The court lumped together the total amount of payments which should have been made in the years 1964, 1965 and 1966 and the payments that were made and then made he broad finding that he failed to pay on ‘at least ten separate and distinct occasions,’ without specifying which occasions it was selecting upon which to base the imprisonment.

‘Contempt proceedings being criminal in nature must be conducted in strict compliance with the statutory procedure. Jurisdiction to make the order must affirmatively appear of record; no presumption of regularity in the proceedings applies.’ (In re Mancini (1963) 215 Cal.App.2d 57, 59, 29 Cal.Rptr. 798, 799.) An order adjudging one to be in contempt must be entered ‘specifying particularly’ the offense (Code Civ.Proc., sec. 1218.)' (In re Mancini (1963) 215 Cal.App.2d 54, 56, 29 Cal.Rptr. 796, 797.)

The order is void in another respect in that it fails to specifically find petitioner's ability to comply with the support order. “* * * A judgment of contempt must not only specify the act to be performed, it must also include a finding that such act is within the power of the contemner to perform.” (Martin v. Superior Court, supra, 199 Cal.App.2d at p. 738, 18 Cal.Rptr. at p. 778, quoting from Nutter v. Superior Court, 183 Cal.App.2d 72, 75, 6 Cal.Rptr. 404.) This order merely finds that defendant had ‘the ability to comply * * * in a much more substantial way than he actually did.’

In In re Scroggin (1951) 103 Cal.App.2d 281, 229 P.2d 489, the finding was that the defendant had ‘and now has, the ability to make a Substantial payment to plaintiff due her under the Interlocutory Decree.’ The reviewing court held ‘A finding that one has the ability to pay ‘a substantial amount’ is not a finding of an ability to pay' the amount ordered to be paid in the interlocutory decree. The court stated further that ‘Such a finding is but a conclusion and is so vague, indefinite, and uncertain as to leave wholly to conjecture the amount which petitioner has the ability to pay, and is not sufficient to support the order of commitment for contempt.’ (P. 283, 229 P.2d p. 491.)

The following findings on the ability of defendants to pay support amounts ordered were held to make the contempt orders in which they are found void:

In re Michelena (1957) 150 Cal.App.2d 377, 378, 309 P.2d 861, ‘defendant ‘had the ability to comply with said order of court to a greater extent“; In re Spollino (1962) 208 Cal.App.2d 783, 25 Cal.Rptr. 536, ‘he had the Partial ability to comply with said order.’

The statement in the instant order that petitioner had the ability to comply ‘in a much more substantial way than he actually did’ is equally as indefinite as are the findings in the last three cases above mentioned.

At oral argument, the parties agreed that petitioner has served in jail five days of the period for which he was sentenced.
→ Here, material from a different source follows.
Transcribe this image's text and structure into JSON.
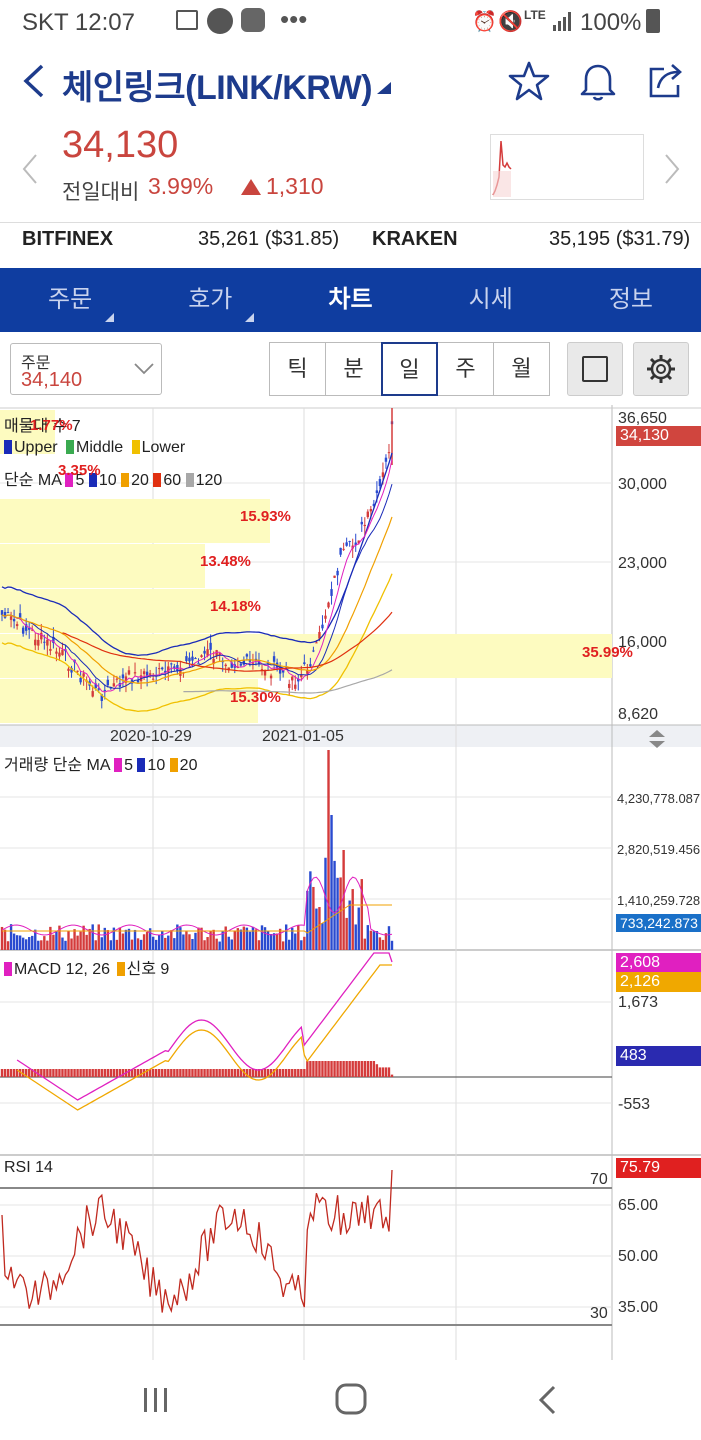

On any redetermination of petitioner's liability for support, this fact must be taken into consideration.

As the order adjudicating contempt and imprisonment is void, it is annulled.


1.  The order originally ordered petitioner to pay an equal sum per month for the support of another minor who has since become self-supporting.

2.  What this means cannot be determined as no order of contempt was made concerning alimony.

3.  There is a provision to the effect that after serving 25 days if defendant ‘makes reasonable payments on the arrearage’ the other 25 days of the sentence will be suspended.

BRAY, Associate Justice.

PIERCE, P.J., and FRIEDMAN, J., concur.